If this is so, we may be sure that the effect of the Treaty will be to make the nuclear have-nots intensify their efforts to get the Bomb. From this it may follow that the nuclear haves will try to do a deal, as we have seen they may try with France, to restrict or to control the spread of nuclear knowledge. Or, perhaps, on this issue, they will find themselves fighting a war.
Are we, then, witnessing a new alignment in the disputes and the opposing forces of world capitalism? Do we stand now at the threshold of another great division? Said The Economist on August 3rd:
Moscow’s split with Peking . . . may perhaps stand out bold and clear as an event that forced us to . . . think up a fresh set of rules of action to face a new outlook in world politics.
Which would be nothing new. It is the basic nature of capitalism which causes modern war and so gives rise to the weapons with which wars are fought. This same basic nature throws up a mass of complex interests and counter interests which at one time coincide and at another clash. Capitalism's allies are never, can never, be permanent. Its treaties and agreements can never be worth more than the paper they are written on.
The Moscow agreement is not excluded from this. It has the customary gaping loophole through which, on a plea of “national interests,” any of its signatories can forget that they ever signed it. It excludes the currently awkward powers—China and France—and this is no coincidence because the present interests of these countries put them outside the Treaty. No pact, after all, has ever been able to get over the conflicting interests of capitalism’s disputing nations.
None of this, as we might have guessed, prevented the politicians from taking credit for the Treaty. With the ink on the signatures hardly dry, they were anxiously identifying themselves with the Test Ban and pointing out what clever, humane men they are to stop doing something which, by any humane reasoning, they should never have started. They told us how good it is for us, now that the tests have stopped. When Lord Home could take time off from musing on the swallows he said:
Don’t let us run away with the idea that this test ban, if it is signed by the United States, Russia, and ourselves, is of no value. It stops fall-out, which greatly concerns the medical profession and every parent in every western country.

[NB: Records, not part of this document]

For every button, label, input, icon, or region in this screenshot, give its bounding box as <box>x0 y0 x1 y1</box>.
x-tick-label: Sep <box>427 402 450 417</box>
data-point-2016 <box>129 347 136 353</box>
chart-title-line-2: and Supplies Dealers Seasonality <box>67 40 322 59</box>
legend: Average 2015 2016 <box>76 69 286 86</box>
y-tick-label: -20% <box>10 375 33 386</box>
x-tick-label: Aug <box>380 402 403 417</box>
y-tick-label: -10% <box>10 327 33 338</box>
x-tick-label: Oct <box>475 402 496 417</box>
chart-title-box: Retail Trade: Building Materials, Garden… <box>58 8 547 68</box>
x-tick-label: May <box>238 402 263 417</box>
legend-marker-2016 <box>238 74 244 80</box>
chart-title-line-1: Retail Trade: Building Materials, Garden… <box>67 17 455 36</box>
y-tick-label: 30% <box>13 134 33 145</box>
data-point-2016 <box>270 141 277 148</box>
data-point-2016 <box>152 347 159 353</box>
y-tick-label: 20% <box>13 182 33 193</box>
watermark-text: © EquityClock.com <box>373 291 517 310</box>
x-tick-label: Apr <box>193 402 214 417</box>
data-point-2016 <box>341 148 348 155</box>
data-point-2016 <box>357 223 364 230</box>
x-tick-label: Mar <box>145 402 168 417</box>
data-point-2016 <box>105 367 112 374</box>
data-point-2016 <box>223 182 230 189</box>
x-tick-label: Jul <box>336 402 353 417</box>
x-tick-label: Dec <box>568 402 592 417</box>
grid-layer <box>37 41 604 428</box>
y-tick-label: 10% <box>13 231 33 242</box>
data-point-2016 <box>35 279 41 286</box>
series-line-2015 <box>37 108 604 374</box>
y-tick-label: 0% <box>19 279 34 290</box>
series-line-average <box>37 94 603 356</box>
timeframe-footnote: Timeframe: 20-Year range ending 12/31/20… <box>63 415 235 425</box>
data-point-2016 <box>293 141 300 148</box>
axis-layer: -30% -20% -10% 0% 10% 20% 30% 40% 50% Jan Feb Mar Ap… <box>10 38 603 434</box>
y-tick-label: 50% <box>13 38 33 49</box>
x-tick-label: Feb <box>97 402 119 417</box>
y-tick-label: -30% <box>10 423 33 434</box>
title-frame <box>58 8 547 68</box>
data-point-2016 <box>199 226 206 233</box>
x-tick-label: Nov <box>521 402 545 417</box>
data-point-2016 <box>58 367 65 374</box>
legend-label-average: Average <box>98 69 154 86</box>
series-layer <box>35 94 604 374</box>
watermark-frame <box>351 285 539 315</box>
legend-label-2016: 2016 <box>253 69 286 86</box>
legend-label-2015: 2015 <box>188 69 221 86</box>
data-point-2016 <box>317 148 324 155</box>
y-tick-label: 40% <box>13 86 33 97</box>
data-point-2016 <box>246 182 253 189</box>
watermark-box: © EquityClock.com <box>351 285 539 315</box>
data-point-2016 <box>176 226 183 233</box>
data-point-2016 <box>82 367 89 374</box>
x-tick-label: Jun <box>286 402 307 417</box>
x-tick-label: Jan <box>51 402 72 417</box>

We may be sure that Lord Home has not forgotten that he is a member of a government which, as long as they wanted to test their bomb, blandly assured us that the danger from fall-out was negligible. A government which told us that the best medical brains were on their side in this matter and that only a morbid, hypochondriacal parent would worry about fall-out. Do the facts change, now that a treaty has been signed? Is Strontium-90 dangerous, after all? Did all those children really die of leukaemia?
The cynicism of capitalism is one of its worst features. Yet cynicism is the quality—if that is the right word—which the politicians and the diplomats must develop if they are to run the system. They must all learn to sign on the dotted line with their tongues in their cheeks and a ready smile for the cameramen. And how much, do you think, does that make their signature worth?
And will the Test Ban Treaty, do you think, really work?
The fact is that it is very much on the cards that the nuclear powers will one day start their tests again. And if the Moscow Treaty does go into the waste paper basket it will find itself nestling alongside any number of equally ballyhooed predecessors.